1. Fix Compressed Air Leaks First
Leaks are the single largest source of compressed air waste in most facilities. The U.S. Department of Energy estimates that the average industrial plant loses 20–30% of its compressed air output to leaks. In older, less-maintained systems, that figure can exceed 40%. A single 1/8-inch leak at 100 PSI wastes approximately 25 CFM — enough to power several pneumatic tools — and costs thousands of dollars per year in electricity.
Leak detection and repair is the highest-ROI compressed air improvement available to most plants. Ultrasonic leak detectors can identify leaks in loud industrial environments that are impossible to hear. Brabazon's audit team regularly finds 20–60+ leak points per facility. The payback period for a professional leak audit is typically measured in months, not years.
2. Lower Your System Pressure
Every 2 PSI of pressure reduction saves approximately 1% in compressor energy consumption. Many facilities run their systems at higher pressure than necessary — either because equipment was oversized originally, because of pressure drop through a poorly designed piping system, or simply because no one has recalibrated the system in years.

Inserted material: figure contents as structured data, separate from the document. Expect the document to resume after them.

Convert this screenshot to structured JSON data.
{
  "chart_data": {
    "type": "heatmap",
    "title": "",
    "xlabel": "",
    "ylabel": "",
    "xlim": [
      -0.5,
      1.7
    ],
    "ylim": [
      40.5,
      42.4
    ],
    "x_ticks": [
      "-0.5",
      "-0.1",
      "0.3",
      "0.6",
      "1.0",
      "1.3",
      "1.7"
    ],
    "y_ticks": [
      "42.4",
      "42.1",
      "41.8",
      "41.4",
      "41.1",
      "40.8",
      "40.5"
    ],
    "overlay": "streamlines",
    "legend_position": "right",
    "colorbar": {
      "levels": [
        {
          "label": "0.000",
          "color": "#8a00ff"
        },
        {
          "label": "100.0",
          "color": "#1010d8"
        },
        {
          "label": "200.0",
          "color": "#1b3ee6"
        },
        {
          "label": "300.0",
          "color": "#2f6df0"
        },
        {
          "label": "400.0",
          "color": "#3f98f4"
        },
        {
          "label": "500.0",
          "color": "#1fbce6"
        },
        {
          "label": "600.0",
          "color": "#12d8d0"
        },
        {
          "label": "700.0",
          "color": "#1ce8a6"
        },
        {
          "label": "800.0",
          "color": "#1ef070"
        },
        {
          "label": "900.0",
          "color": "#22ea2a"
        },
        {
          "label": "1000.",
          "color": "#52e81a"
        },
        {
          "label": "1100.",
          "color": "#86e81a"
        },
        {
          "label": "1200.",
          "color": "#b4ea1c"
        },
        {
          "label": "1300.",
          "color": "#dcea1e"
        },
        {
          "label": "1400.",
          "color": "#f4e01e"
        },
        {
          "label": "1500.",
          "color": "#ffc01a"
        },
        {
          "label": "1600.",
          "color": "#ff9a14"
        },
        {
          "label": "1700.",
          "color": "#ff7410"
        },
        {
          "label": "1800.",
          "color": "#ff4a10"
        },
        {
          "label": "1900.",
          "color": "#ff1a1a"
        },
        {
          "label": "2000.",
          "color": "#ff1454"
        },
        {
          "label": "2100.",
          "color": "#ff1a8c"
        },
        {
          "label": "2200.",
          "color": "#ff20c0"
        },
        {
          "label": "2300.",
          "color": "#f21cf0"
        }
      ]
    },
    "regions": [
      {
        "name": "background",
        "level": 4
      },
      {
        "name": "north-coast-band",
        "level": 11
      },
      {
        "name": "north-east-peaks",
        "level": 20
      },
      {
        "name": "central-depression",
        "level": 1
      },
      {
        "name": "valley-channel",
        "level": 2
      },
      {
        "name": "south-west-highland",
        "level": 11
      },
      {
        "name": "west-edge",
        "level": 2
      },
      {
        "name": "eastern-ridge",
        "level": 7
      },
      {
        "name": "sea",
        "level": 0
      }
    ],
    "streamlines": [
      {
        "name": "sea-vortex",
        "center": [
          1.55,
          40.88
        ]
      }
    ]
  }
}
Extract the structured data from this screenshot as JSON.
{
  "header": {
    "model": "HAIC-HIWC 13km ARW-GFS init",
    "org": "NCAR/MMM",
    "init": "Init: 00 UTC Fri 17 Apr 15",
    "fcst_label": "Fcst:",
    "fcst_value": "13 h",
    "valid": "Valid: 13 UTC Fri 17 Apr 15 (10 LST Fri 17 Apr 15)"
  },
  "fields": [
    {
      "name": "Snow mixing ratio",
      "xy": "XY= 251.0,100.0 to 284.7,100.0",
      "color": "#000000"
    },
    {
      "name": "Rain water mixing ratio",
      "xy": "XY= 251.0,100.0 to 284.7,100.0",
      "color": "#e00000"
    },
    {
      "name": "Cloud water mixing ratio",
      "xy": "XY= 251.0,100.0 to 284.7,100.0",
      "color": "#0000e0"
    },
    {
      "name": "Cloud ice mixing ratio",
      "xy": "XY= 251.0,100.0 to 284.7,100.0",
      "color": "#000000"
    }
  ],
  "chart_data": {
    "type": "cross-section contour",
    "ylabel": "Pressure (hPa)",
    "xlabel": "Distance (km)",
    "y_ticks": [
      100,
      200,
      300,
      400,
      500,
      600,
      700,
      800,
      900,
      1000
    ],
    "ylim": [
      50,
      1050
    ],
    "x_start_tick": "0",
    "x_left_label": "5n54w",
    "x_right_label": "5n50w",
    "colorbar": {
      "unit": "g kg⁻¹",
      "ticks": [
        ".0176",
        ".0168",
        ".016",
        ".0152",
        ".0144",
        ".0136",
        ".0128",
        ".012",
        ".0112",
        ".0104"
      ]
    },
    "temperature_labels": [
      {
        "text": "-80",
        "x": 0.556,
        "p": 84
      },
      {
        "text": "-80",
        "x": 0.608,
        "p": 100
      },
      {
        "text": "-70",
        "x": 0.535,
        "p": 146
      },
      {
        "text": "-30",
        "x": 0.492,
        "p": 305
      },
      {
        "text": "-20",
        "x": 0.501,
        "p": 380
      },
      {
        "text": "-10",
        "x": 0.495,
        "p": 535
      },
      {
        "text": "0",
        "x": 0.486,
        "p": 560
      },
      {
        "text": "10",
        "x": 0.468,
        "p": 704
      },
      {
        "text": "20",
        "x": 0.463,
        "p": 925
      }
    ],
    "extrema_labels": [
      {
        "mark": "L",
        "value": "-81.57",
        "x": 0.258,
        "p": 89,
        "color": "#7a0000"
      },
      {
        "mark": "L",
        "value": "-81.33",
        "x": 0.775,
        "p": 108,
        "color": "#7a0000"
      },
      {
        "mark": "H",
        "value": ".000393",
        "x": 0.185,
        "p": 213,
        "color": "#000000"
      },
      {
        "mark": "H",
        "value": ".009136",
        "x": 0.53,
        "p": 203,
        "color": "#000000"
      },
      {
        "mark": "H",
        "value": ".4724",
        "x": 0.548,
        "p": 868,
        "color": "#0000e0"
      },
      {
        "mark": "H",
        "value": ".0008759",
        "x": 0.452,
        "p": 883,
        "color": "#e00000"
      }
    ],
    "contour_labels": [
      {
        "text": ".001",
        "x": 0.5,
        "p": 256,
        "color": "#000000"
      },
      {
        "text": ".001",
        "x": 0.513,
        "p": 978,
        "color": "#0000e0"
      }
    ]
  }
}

Audit your actual tool requirements. If your highest-demand tool runs at 90 PSI, running your entire system at 120 PSI to compensate for a pressure drop somewhere in your piping wastes significant energy. Fix the pressure drop issue (usually a piping restriction or undersized header) rather than compensating with higher system pressure.
3. Install a Variable Speed Drive (VSD) Compressor
Traditional fixed-speed compressors run at full capacity or cycle off — there is no middle gear. When demand is lower than full output, the compressor either unloads and runs at near-full power while delivering no air, or it cycles on and off repeatedly, which wastes energy and accelerates wear.
Variable speed drive compressors match their motor speed — and therefore their output — to real-time demand. In facilities with variable air consumption, a VSD compressor can reduce energy consumption by 20–35% compared to a fixed-speed unit of equivalent capacity. Sullair's VSD lineup, which Brabazon sells and services, is specifically designed for Midwest industrial applications where demand fluctuates significantly by shift or season.
4. Eliminate Inappropriate Uses of Compressed Air
Compressed air is convenient, so it gets misused. Common energy-wasting applications include using compressed air to cool operators or machinery (a fan uses a fraction of the energy), to clean surfaces or blow off parts (dedicated blowers are far more efficient at lower pressure), or to agitate materials in tanks or hoppers. Each of these can be done with purpose-built equipment at a fraction of the compressed air energy cost.
Do a walkthrough of every compressed air application in your facility. For each one, ask: is compressed air the most energy-efficient way to accomplish this task? In many cases, the answer is no.